Later, in the bar, we laughed at how amiable by comparison the real cops acted, how much nastier the rent-a-cop was, and how thoroughly machine-like and overbearing the midget cops for the left were (most of them probably were members of the Workers World Party, a freakish hybrid of trotskyism and maoism, which has been running the “All Peoples” from behind the scenes). The less power each layer of cops had, the meaner they were. We also laughed about that Detroit cop opening up the paper and seeing on the first page, “When I pronounce the word civilization, I spit” I took a look at the one paper someone had given us, in exchange for the FE: a thin tabloid from the “Red Balloon Collective” with a tongue-in-cheek letter from Highgate Cemetery and signed Marx and Engels! Cute! And that, followed by a reprint of...The Communist Manifesto. And timely, too! And so hard to come by! And filled with exciting, new ideas which will help us grasp the enormous, unprecedented crisis in which this civilization flounders and which threatens to annihilate us all!
And who was the poor, foolish sap who got talked into retyping the Communist Manifesto on a cheap typewriter to be handed out at a convention of the mostly already converted? A security guard of the imagination.
On Sunday, Oct. 18th, the Free Press reported that a thousand people showed up at the All Peoples Congress. As “security duty” ran back and forth sporting fancy forty-channel walkie-talkies, the delegates cheered speakers denouncing “Reaganism,” and called for recruiting drives to gain “more troops, more soldiers, more followers.” Presumably, no one passed anything out in the hallway to offend the tastes of the delegates, the political parties, the leninist organizers. If any ideas, any viewpoints, any criticisms are to be raised, it will be done only from the podium, and the popular front police will be on hand to insure that this remains so.
What a cause for the leftist leftovers! Reagan is easy to hate. By focusing blindly on Reaganism, they can cover up the fact that this crisis reaches to the depths of this entire civilization and that their technocratic cracker jack communism is just one more part of the problem, one more banality, one more deception concealing) murder and immiseration.
After the conventional ritual denunciation of the political parties they will fall back into line with the bureaucrats and the politicians who justify their existence making sure that no one else passes out papers, or gets in front of the banner, or goes in the street, or breaks down the police barriers, or breaks discipline, or in any way challenges any of the customary practices of counter-revolution.

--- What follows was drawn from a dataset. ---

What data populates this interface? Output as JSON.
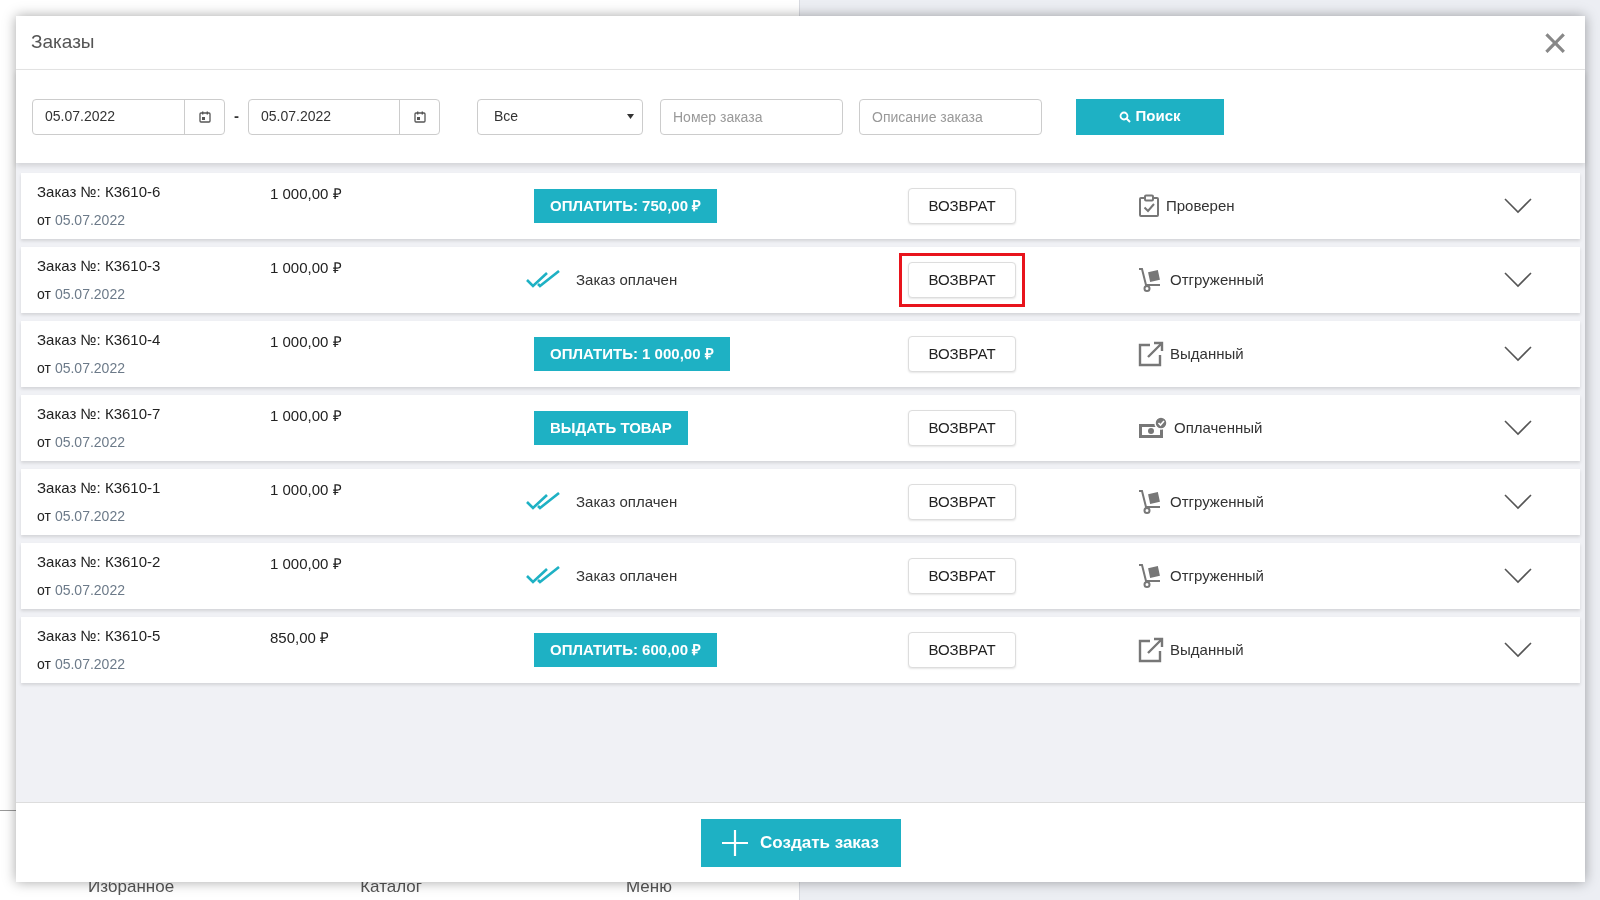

Ah yes, Reagan is so easy to hate! If that decrepit box-top cowboy had purposely set out to make himself the object of generalized loathing, he couldn’t have done a better job of achieving his ends. And the leftists, the democrats and the union bureaucrats stand in the wings, ready to inherit this universal rage against capital which has, conveniently for them, settled upon this Las Vegas casino Greeter for Big Business. Yes, the All Peoples Condom, the congealed and the constrained, will be there with walkie-talkies and badges and security police to guarantee that when this limitless rage explodes into action, that their leadership, authority, discipline, the chain-of command and the entire dead weight of the past are once again preserved.